I never wanted to see the inside of a prison. No one does, really, especially not in New Orleans. After arrest here, the accused are ushered in front of a magistrate who recites their charges and sets their bonds in a factory-like process. Before they can process what has just happened, before they’ve had a meaningful conversation (if any at all) with a lawyer, the accused are prodded along like shackled cattle back into the holding tank. Their eyes are filled variously with confusion, frustration, or anger, all of which give way to resignation and despair if they can’t make bail. What awaits them inside is a daily struggle to survive. The conditions are assuredly inhospitable if not inhumane. I confess that much comes as no surprise. There is an element, however, that I have come to crave.
It is that sense of humanity that we have discarded and forgotten. I came to realize this after visiting a particular client in jail for the second time. After I greeted him, he paused and looked at me searchingly. Then he said something like this: “You really came back. The guards told me nobody’s coming to see me. Everyone says there’s no way a lawyer will come and talk to you. And you’re here again?” I assured him that I would be back as many times as needed to prepare his defense. He can’t believe his luck. His hope is percolating, which I sense overtaking his despair.
This encounter seems repeated with each person I meet in jail. They all are surprised that a lawyer would take an interest in their cases. This is not to say that the public defenders have intentionally, systematically ignored their clients. Rather, they are simply too overloaded with cases to possibly devote such time to each of their clients. Hence, we have had to turn to volunteers, like the law students from the Student Hurricane Network, to help fill in the breach. What are we to make of a justice system that must depend on the good graces of volunteers? In just the first week of student trips, we have uncovered numerous pre-trial detainees who have been held well past the maximum time allowed for a speedy trial, and sometimes beyond the maximum time allowed for a sentence even if they had been convicted.
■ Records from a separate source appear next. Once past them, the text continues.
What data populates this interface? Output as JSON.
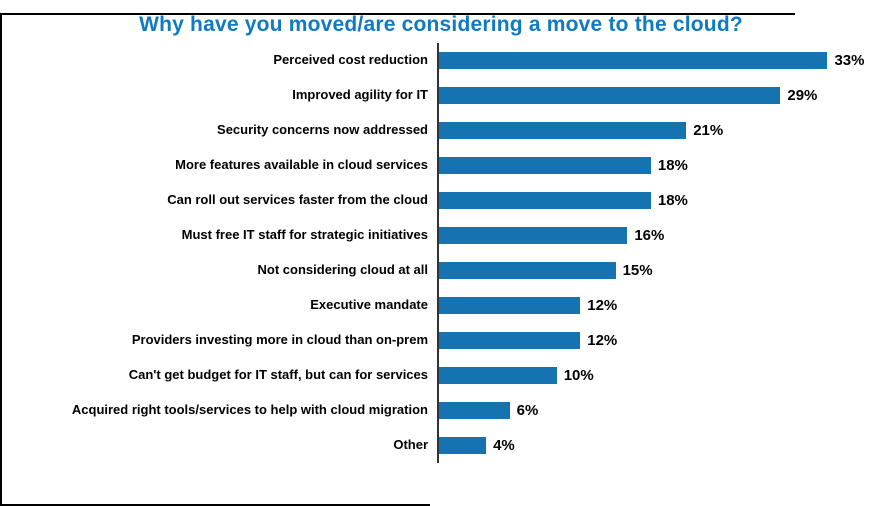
{
  "chart_data": {
    "type": "bar",
    "orientation": "horizontal",
    "title": "Why have you moved/are considering a move to the cloud?",
    "categories": [
      "Perceived cost reduction",
      "Improved agility for IT",
      "Security concerns now addressed",
      "More features available in cloud services",
      "Can roll out services faster from the cloud",
      "Must free IT staff for strategic initiatives",
      "Not considering cloud at all",
      "Executive mandate",
      "Providers investing more in cloud than on-prem",
      "Can't get budget for IT staff, but can for services",
      "Acquired right tools/services to help with cloud migration",
      "Other"
    ],
    "values": [
      33,
      29,
      21,
      18,
      18,
      16,
      15,
      12,
      12,
      10,
      6,
      4
    ],
    "value_labels": [
      "33%",
      "29%",
      "21%",
      "18%",
      "18%",
      "16%",
      "15%",
      "12%",
      "12%",
      "10%",
      "6%",
      "4%"
    ],
    "xlabel": "",
    "ylabel": "",
    "xlim": [
      0,
      35
    ],
    "grid": false,
    "legend": "none",
    "bar_color": "#1673B1",
    "title_color": "#0E7AC4",
    "axis_color": "#333333"
  }
}
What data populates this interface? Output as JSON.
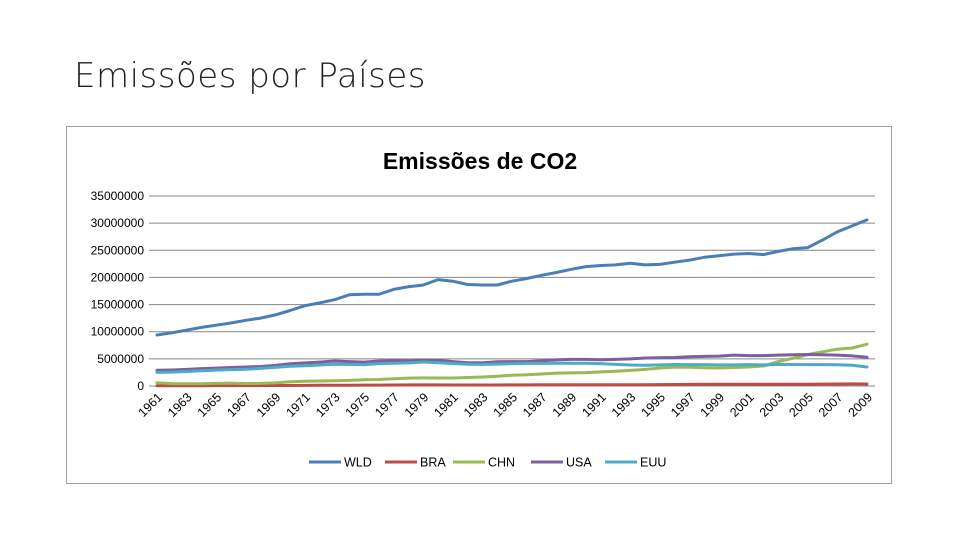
{
  "slide": {
    "title": "Emissões por Países"
  },
  "chart_data": {
    "type": "line",
    "title": "Emissões de CO2",
    "xlabel": "",
    "ylabel": "",
    "ylim": [
      0,
      35000000
    ],
    "yticks": [
      0,
      5000000,
      10000000,
      15000000,
      20000000,
      25000000,
      30000000,
      35000000
    ],
    "ytick_labels": [
      "0",
      "5000000",
      "10000000",
      "15000000",
      "20000000",
      "25000000",
      "30000000",
      "35000000"
    ],
    "x": [
      1961,
      1962,
      1963,
      1964,
      1965,
      1966,
      1967,
      1968,
      1969,
      1970,
      1971,
      1972,
      1973,
      1974,
      1975,
      1976,
      1977,
      1978,
      1979,
      1980,
      1981,
      1982,
      1983,
      1984,
      1985,
      1986,
      1987,
      1988,
      1989,
      1990,
      1991,
      1992,
      1993,
      1994,
      1995,
      1996,
      1997,
      1998,
      1999,
      2000,
      2001,
      2002,
      2003,
      2004,
      2005,
      2006,
      2007,
      2008,
      2009
    ],
    "xtick_labels": [
      "1961",
      "1963",
      "1965",
      "1967",
      "1969",
      "1971",
      "1973",
      "1975",
      "1977",
      "1979",
      "1981",
      "1983",
      "1985",
      "1987",
      "1989",
      "1991",
      "1993",
      "1995",
      "1997",
      "1999",
      "2001",
      "2003",
      "2005",
      "2007",
      "2009"
    ],
    "grid": true,
    "legend_position": "bottom",
    "series": [
      {
        "name": "WLD",
        "color": "#4a7ebb",
        "values": [
          9400000,
          9800000,
          10300000,
          10800000,
          11200000,
          11600000,
          12100000,
          12500000,
          13100000,
          13900000,
          14800000,
          15300000,
          15900000,
          16800000,
          16900000,
          16900000,
          17800000,
          18300000,
          18600000,
          19600000,
          19300000,
          18700000,
          18600000,
          18600000,
          19300000,
          19800000,
          20400000,
          20900000,
          21500000,
          22000000,
          22200000,
          22300000,
          22600000,
          22300000,
          22400000,
          22800000,
          23200000,
          23700000,
          24000000,
          24300000,
          24400000,
          24200000,
          24800000,
          25300000,
          25500000,
          26900000,
          28400000,
          29500000,
          30600000
        ]
      },
      {
        "name": "BRA",
        "color": "#be4b48",
        "values": [
          50000,
          55000,
          60000,
          62000,
          65000,
          70000,
          75000,
          82000,
          90000,
          100000,
          112000,
          125000,
          140000,
          155000,
          165000,
          175000,
          185000,
          195000,
          205000,
          200000,
          190000,
          180000,
          182000,
          188000,
          195000,
          205000,
          212000,
          215000,
          218000,
          212000,
          222000,
          228000,
          235000,
          245000,
          265000,
          280000,
          295000,
          305000,
          312000,
          320000,
          325000,
          325000,
          320000,
          332000,
          340000,
          348000,
          365000,
          390000,
          370000
        ]
      },
      {
        "name": "CHN",
        "color": "#98b954",
        "values": [
          600000,
          450000,
          420000,
          430000,
          480000,
          530000,
          450000,
          480000,
          580000,
          770000,
          870000,
          930000,
          970000,
          1040000,
          1150000,
          1200000,
          1340000,
          1460000,
          1500000,
          1480000,
          1470000,
          1560000,
          1650000,
          1800000,
          1990000,
          2060000,
          2210000,
          2380000,
          2420000,
          2460000,
          2590000,
          2700000,
          2880000,
          3050000,
          3320000,
          3460000,
          3470000,
          3380000,
          3320000,
          3400000,
          3500000,
          3680000,
          4500000,
          5100000,
          5800000,
          6300000,
          6800000,
          7000000,
          7700000
        ]
      },
      {
        "name": "USA",
        "color": "#7d5fa0",
        "values": [
          2900000,
          2950000,
          3050000,
          3200000,
          3300000,
          3400000,
          3500000,
          3600000,
          3800000,
          4100000,
          4250000,
          4400000,
          4600000,
          4500000,
          4400000,
          4600000,
          4700000,
          4650000,
          4750000,
          4750000,
          4500000,
          4300000,
          4300000,
          4450000,
          4500000,
          4500000,
          4650000,
          4800000,
          4900000,
          4900000,
          4850000,
          4900000,
          5000000,
          5150000,
          5200000,
          5250000,
          5400000,
          5450000,
          5500000,
          5700000,
          5600000,
          5600000,
          5700000,
          5750000,
          5800000,
          5750000,
          5700000,
          5550000,
          5300000
        ]
      },
      {
        "name": "EUU",
        "color": "#4bacc6",
        "values": [
          2500000,
          2560000,
          2680000,
          2800000,
          2920000,
          3020000,
          3100000,
          3240000,
          3420000,
          3640000,
          3740000,
          3860000,
          4020000,
          3980000,
          3940000,
          4120000,
          4180000,
          4260000,
          4420000,
          4300000,
          4140000,
          4020000,
          3980000,
          4040000,
          4120000,
          4160000,
          4160000,
          4180000,
          4200000,
          4180000,
          4120000,
          3980000,
          3860000,
          3840000,
          3880000,
          3960000,
          3940000,
          3940000,
          3880000,
          3880000,
          3940000,
          3880000,
          3960000,
          3960000,
          3940000,
          3940000,
          3900000,
          3820000,
          3500000
        ]
      }
    ]
  }
}
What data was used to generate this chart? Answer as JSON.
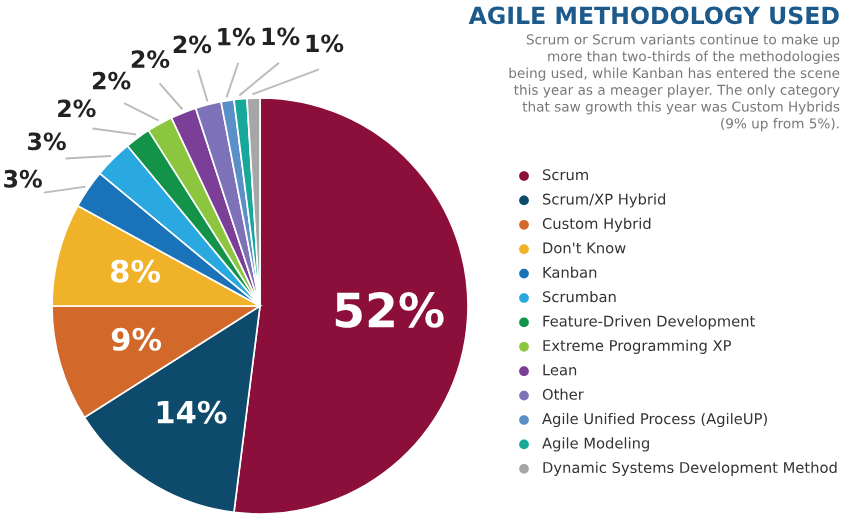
{
  "chart_data": {
    "type": "pie",
    "title": "AGILE METHODOLOGY USED",
    "annotations": [
      "Scrum or Scrum variants continue to make up\nmore than two-thirds of the methodologies\nbeing used, while Kanban has entered the scene\nthis year as a meager player. The only category\nthat saw growth this year was Custom Hybrids\n(9% up from 5%)."
    ],
    "categories": [
      "Scrum",
      "Scrum/XP Hybrid",
      "Custom Hybrid",
      "Don't Know",
      "Kanban",
      "Scrumban",
      "Feature-Driven Development",
      "Extreme Programming XP",
      "Lean",
      "Other",
      "Agile Unified Process (AgileUP)",
      "Agile Modeling",
      "Dynamic Systems Development Method"
    ],
    "values": [
      52,
      14,
      9,
      8,
      3,
      3,
      2,
      2,
      2,
      2,
      1,
      1,
      1
    ],
    "colors": [
      "#8b0f3a",
      "#0e4a6b",
      "#d2692a",
      "#f0b228",
      "#1a73b8",
      "#2aa8e0",
      "#13924a",
      "#8cc63f",
      "#7b3f98",
      "#7d72b8",
      "#5a8fc8",
      "#17a89a",
      "#a6a6a6"
    ],
    "value_labels": [
      "52%",
      "14%",
      "9%",
      "8%",
      "3%",
      "3%",
      "2%",
      "2%",
      "2%",
      "2%",
      "1%",
      "1%",
      "1%"
    ],
    "legend": "right"
  }
}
It is a system that has failed. Without advocates, the accused are subject to the merciless winds of a system stacked against them.
We evidently have a tremendous blind spot for those accused of crimes, especially for those who are too poor to afford a lawyer. Out of sight, out of mind is the prevailing view. When we leave these people literally defenseless, we have stripped them of the most basic elements of their humanity, treating them purely as caged animals. (For the skeptics out there, I suppose I should note that the client described above is one that I believe to be wrongfully accused; the presumption of innocence, in any event, should serve as an equalizer for that conceit.) If we should accept that sorry state of affairs, then we might as well check our own humanity at the door.